Remember that sinking feeling when the Fed started cranking up interest rates last spring? Stocks looked like they were bracing for a faceplant, right? Well, here’s a plot twist: the S&P 500 has actually jumped 8% since then, soaring like a bird with rocket boosters strapped to its tail. Talk about defying gravity!

 

So, what gives? Why is the market doing the Macarena while everyone else is juggling inflation and rising debt payments? Buckle up, folks, because we’re diving into the financial jungle to untangle this mystery.

 

First, let’s rewind. The Fed hiked rates to tackle inflation, that fire-breathing beast that was roasting everyone’s wallets. They hoped to cool things down by making borrowing more expensive, like cranking down the thermostat in a sauna. But everyone expected the stock market to take a big chill in the process.

 

Here’s the thing, though: inflation might be a grumpy dragon, but it’s also a bit of a shape-shifter. It recently shed its most fearsome form, dropping below 4%, and that seems to have given the market a shot of sunshine. Investors, those ever-optimistic souls, might be betting that the price-gouging monster is tamed for good.

 

But wait, there’s more! Remember how everyone predicted a recession would be the sequel to this inflation drama? Well, the US economy surprised everyone by doing a victory lap in the third quarter, growing like a well-watered sunflower. Maybe a recession is just a rumor lurking in the shadows, not the main act.

 

And then there’s the Fed, our central bank friends.

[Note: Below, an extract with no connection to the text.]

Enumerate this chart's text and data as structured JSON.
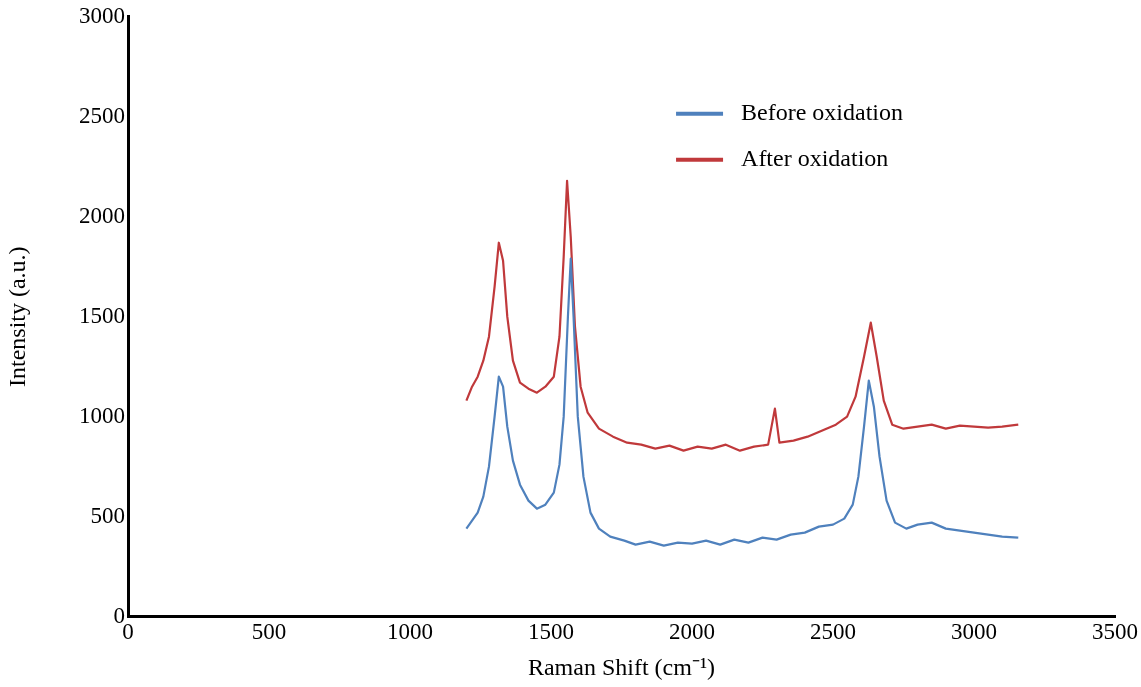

After their rate-hike marathon, they’re hinting at a possible chill-out session next year, maybe even reducing rates three times. That’s like promising ice cream after a plate of healthy greens – investors are digging it.

 

Now, Ben Inker, a financial whiz from the land of smart investments, says there’s even more to the story. He points out that inflation, while annoying, actually adds some plumpness to companies’ value. Think of it like a rising tide lifting all boats (as long as they aren’t leaky yachts). And with the economy blooming, companies themselves can blossom, bumping up their worth and, by extension, their stock prices.

 

So, there you have it. Investors might be betting on a future where inflation chills, recessions stay on the sidelines, and interest rates become the new happy hour specials. Maybe they’re a little too optimistic, but hey, who doesn’t want to believe in a happy ending?

 

Of course, this whole situation is like a tightrope walk over a pit of uncertainty. Things could still change, inflation could roar back, the economy could stumble, and the Fed’s promises could evaporate like cotton candy in the rain. But for now, the market’s doing its own victory dance, defying gravity and leaving analysts scratching their heads with a mix of awe and amusement.

 

And to all the investors out there, remember: even though the market’s currently doing the tango, keep your eyes peeled for a potential change in rhythm. This financial party might end sooner than you think, so dance responsibly and have a contingency plan if the music stops!